In this paper, we explored how to more accurately predict the quality of high-frequency links and how to better research and improve the capabilities of high-frequency communication, reconnaissance, and positioning systems. Based on the background electron density generated by the ionospheric assimilation model and 3D ray-tracing technology, more realistic and accurate high-frequency channel parameters with physical meanings were obtained. On this basis, a complete high-frequency channel model that can be used for simulation and prediction was constructed. First, the ionospheric assimilation model, the high-frequency channel model, and the method used for calculating the parameters of the high-frequency channel model based on the background electron density generated by the multi-source ionospheric assimilation model are introduced. Then, the HF oblique sounding experiment and experimental data processing are introduced. Finally, the modeling and simulation of the high-frequency channel are compared with the HF oblique sounding experimental results.
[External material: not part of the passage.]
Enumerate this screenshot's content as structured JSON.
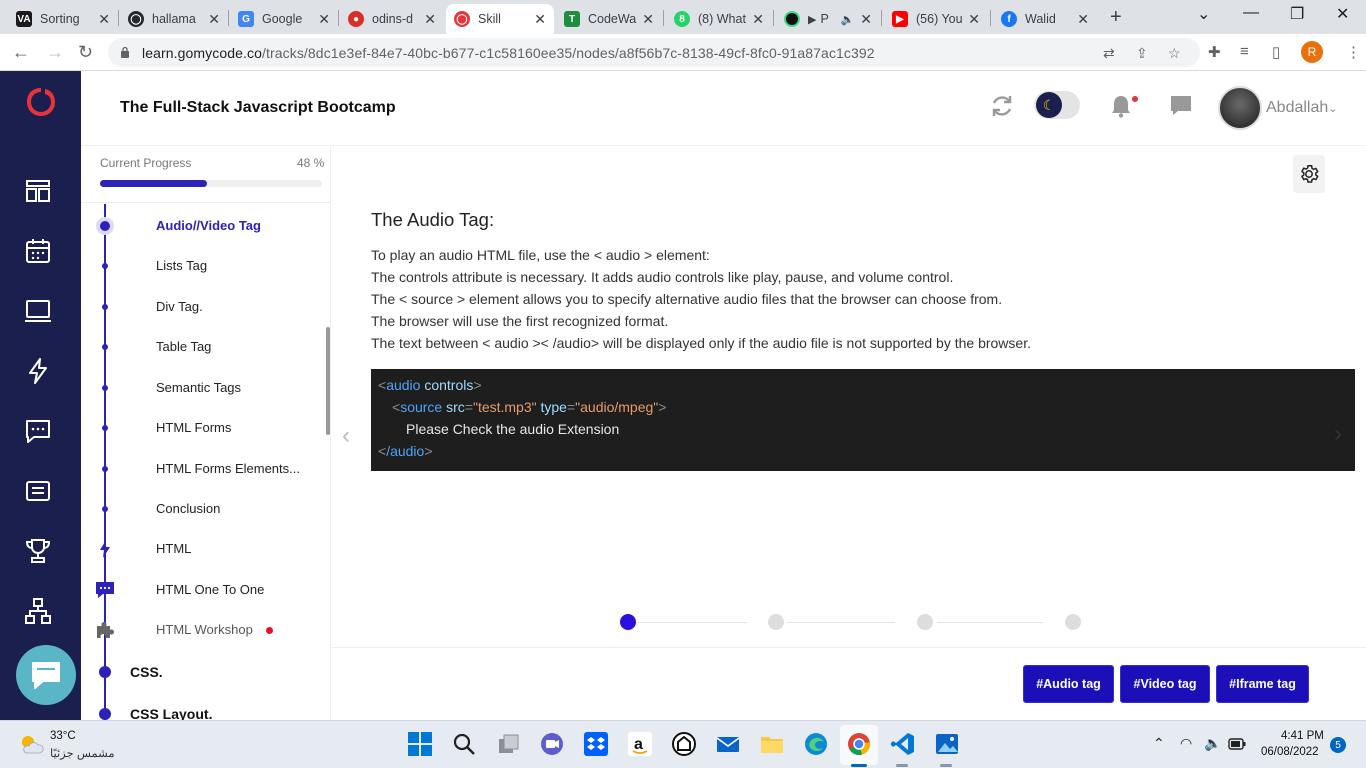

The simulation results showed that the modeling results of the high-frequency channel based on the multi-source ionospheric assimilation model proposed in this paper were similar to the HF oblique sounding experimental results. The average deviation of the difference between the simulation results and the experimental ones of the group path, the group path broadening, and the Doppler frequency shift are 29.2200 km, 17.3456 km, and 0.2121 Hz, respectively. The group delay, Doppler frequency shift, and delay broadening results calculated by the high-frequency channel model simulation were relatively accurate and could be used in high-frequency channel quality reporting and prediction, high-frequency reconnaissance and geolocation, and high-frequency radar frequency selection and positioning, etc.